An internal copy of z is made, element 3 of the copy is changed to 8, and then the resulting vector is reassigned to z. And recall that the latter simply means that z is pointed to the copy.

In other words, even though we are ostensibly changing just one element of the vector, the semantics say that the entire vector is recomputed. For a long vector, this would slow down the program considerably. The same would be true for a shorter vector if it were assigned from within a loop of our code.

In some situations, R does take some measures to mitigate this impact, but it is a key point to consider when aiming for fast code. You should be mindful of this when working with vectors (including arrays). If your code seems to be running unexpectedly slowly, assignment of vectors should be a prime area of suspicion.

A related issue is that R (usually) follows a copy-on-change policy. For instance, if we execute the following in the previous setting:

> y <- z

then initially y shares the same memory area with z. But if either of them changes, then a copy is made in a different area of memory, and the changed variable will occupy the new area of memory. However, only the first change is affected, as the relocating of the moved variable means there are no longer any sharing issues. The function tracemem() will report such memory relocations.

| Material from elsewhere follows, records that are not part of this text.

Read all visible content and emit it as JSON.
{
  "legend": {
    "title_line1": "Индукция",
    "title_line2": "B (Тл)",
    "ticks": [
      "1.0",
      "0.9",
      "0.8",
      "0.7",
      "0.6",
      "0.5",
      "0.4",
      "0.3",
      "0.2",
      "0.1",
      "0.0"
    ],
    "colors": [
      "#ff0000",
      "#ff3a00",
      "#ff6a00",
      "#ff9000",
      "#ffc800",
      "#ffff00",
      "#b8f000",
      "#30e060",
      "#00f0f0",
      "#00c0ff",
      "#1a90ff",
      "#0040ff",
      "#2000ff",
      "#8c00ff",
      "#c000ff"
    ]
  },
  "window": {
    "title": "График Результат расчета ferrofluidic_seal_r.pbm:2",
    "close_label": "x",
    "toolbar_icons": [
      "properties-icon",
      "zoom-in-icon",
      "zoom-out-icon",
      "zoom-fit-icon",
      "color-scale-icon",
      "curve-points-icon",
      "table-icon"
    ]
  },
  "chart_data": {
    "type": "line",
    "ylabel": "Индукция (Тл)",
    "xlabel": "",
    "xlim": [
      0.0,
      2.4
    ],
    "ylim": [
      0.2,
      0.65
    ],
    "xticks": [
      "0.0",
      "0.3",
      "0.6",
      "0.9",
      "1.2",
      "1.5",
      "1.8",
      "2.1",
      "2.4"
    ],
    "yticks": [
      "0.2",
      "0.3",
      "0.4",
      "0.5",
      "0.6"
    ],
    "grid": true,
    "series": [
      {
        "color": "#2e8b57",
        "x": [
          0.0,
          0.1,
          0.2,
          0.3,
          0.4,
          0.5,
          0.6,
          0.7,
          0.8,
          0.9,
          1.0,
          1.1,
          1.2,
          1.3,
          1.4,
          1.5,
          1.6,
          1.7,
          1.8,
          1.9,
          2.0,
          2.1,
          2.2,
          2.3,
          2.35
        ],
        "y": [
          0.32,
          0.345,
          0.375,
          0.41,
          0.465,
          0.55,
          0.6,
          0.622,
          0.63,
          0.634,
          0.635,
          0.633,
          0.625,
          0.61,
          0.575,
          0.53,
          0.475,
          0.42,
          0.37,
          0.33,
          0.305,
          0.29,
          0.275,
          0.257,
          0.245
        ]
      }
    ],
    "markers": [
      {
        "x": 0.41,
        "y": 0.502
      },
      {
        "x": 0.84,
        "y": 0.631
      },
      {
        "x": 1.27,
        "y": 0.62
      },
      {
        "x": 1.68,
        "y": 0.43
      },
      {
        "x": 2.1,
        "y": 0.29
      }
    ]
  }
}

Though R usually adheres to copy-on-change semantics, there are exceptions. For example, R doesn’t exhibit the location-change behavior in the following setting:

> z <- runif(10)
> tracemem(z)
[1] "<0x88c3258>"
> z[3] <- 8
> tracemem(z)
[1] "<0x88c3258>"

The location of z didn’t change; it was at memory address 0x88c3258 both before and after the assignment to z[3] was executed. Thus, although you should be vigilant about location change, you also can’t assume it.

Let’s look at the times involved.

> z <- 1:10000000
> system.time(z[3] <- 8)
   user  system elapsed
  0.180   0.084   0.265
> system.time(z[33] <- 88)
   user  system elapsed
      0       0       0

In any event, if copying is done, the vehicle is R’s internal function duplicate(). (The function is called duplicate1() in recent versions of R.) If you’re familiar with the GDB debugging tool and your R build includes debugging information, you can explore the circumstances under which a copy is performed.

Following the guide in Section 15.1.4, start up R with GDB, step through R through GDB, and place a breakpoint at duplicate1(). Each time you break at that function, submit this GDB command:

call Rf_PrintValue(s)

This will print the value of s (or whatever variable is of interest).

This example, though artificial, will demonstrate the memory-copy issues discussed in the previous section.

Suppose we have a large number of unrelated vectors and, among other things, we wish to set the third element of each to 8. We could store the vectors in a matrix, one vector per row. But since they are unrelated, maybe even of different lengths, we may consider storing them in a list.

But things can get very subtle when it comes to R performance issues, so let’s try it out.

> m  <- 5000
> n <- 1000
> z <- list()
> for (i in 1:m) z[[i]] <- sample(1:10,n,replace=T)
> system.time(for (i in 1:m) z[[i]][3] <- 8)
   user  system elapsed
  0.288   0.024   0.321
> z <- matrix(sample(1:10,m*n,replace=T),nrow=m)
> system.time(z[,3] <- 8)
   user  system elapsed
  0.008   0.044   0.052

Except for system time (again), the matrix formulation did better. One of the reasons is that in the list version, we encounter the memory-copy problem in each iteration of the loop. But in the matrix version, we encounter it only once. And, of course, the matrix version is vectorized.

But what about using lapply() on the list version?

>
> set3 <- function(lv) {
+    lv[3] <- 8
+    return(lv)
+ }
> z <- list()
> for (i in 1:m) z[[i]] <- sample(1:10,n,replace=T)
> system.time(lapply(z,set3))
   user  system elapsed
  0.100   0.012   0.112

It’s hard to beat vectorized code.